A Isabela Almeida nunca esqueceria a reação dele naquele momento.
Ela viu os ombros dele relaxarem e ele soltar um longo suspiro.
O peso daquele suspiro, a Isabela Almeida conseguia sentir até hoje.
— Fala. — Vendo que ele não dizia nada, a Isabela Almeida bateu na mesa. — Naquela época, no hospital, você sentiu que a criança tinha ido embora, sentiu que não precisava mais se responsabilizar, que não precisava mais escolher entre mim e a Teresa, não foi?
A pálpebra do Henrique tremeu.
Quando ele chegou ao hospital naquele ano, e a Isabela Almeida estava deitada na cama da observação, ao ouvi-la dizer pessoalmente "o bebê se foi", ele realmente sentiu alívio depois do susto.
Naquele momento, olhando para a barriga reta da Isabela Almeida, o que ele pensou foi: "Ainda bem".
Ele ainda não sabia como aceitar uma nova vida.
O Márcio mentiu para ele, disse que o levaria para ver a cratera do vulcão quando voltasse, mas nunca voltou. A Renata mentiu para ele, disse que amava os dois, pai e filho, acima de tudo, mas virou as costas e entrou na casa de outro homem.
Ele tinha medo de ser como o Márcio, sair um dia e nunca mais voltar.
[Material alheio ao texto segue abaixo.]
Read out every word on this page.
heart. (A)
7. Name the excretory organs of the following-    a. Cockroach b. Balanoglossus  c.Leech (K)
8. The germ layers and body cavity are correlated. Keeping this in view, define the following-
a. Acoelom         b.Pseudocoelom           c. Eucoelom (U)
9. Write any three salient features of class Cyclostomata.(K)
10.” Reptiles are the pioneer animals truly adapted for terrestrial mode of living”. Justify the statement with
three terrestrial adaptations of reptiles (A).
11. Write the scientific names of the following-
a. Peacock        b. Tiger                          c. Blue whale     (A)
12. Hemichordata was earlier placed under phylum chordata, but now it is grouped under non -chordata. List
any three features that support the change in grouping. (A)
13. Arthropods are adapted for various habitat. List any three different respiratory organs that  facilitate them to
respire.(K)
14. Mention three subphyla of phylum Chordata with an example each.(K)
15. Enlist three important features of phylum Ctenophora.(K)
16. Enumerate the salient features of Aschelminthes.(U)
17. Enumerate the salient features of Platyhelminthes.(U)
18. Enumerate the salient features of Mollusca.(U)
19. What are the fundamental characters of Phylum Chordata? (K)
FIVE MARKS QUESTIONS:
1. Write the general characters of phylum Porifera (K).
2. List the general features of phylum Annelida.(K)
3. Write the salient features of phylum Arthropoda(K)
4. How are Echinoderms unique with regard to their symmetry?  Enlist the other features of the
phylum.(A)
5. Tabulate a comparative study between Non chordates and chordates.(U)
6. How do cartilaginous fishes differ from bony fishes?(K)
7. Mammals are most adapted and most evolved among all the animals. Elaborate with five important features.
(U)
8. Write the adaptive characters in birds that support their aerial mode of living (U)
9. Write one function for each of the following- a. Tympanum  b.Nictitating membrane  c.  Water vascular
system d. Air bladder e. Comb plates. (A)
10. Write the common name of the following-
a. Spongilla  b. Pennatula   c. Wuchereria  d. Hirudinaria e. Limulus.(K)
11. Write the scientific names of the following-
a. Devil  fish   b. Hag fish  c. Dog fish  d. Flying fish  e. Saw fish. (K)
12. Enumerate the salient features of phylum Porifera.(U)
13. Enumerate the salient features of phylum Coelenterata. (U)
Tinha mais medo ainda de ser como a Renata e trazer uma sombra para a vida inteira da criança.
Ele era um doente, um lixo de pessoa.
— Quer ouvir a verdade?
Henrique estava parado diante da mesa; a luz do teto do escritório batia de lado, fazendo a cicatriz em sua sobrancelha parecer extraordinariamente profunda.
A Isabela Almeida manteve a expressão inalterada:
— Se é verdade ou não, eu tenho discernimento.
— Sim.
Nem sequer uma justificativa.
Quatro anos depois, uma dor surda rastejou pelas terminações nervosas e tomou conta de todo o corpo novamente.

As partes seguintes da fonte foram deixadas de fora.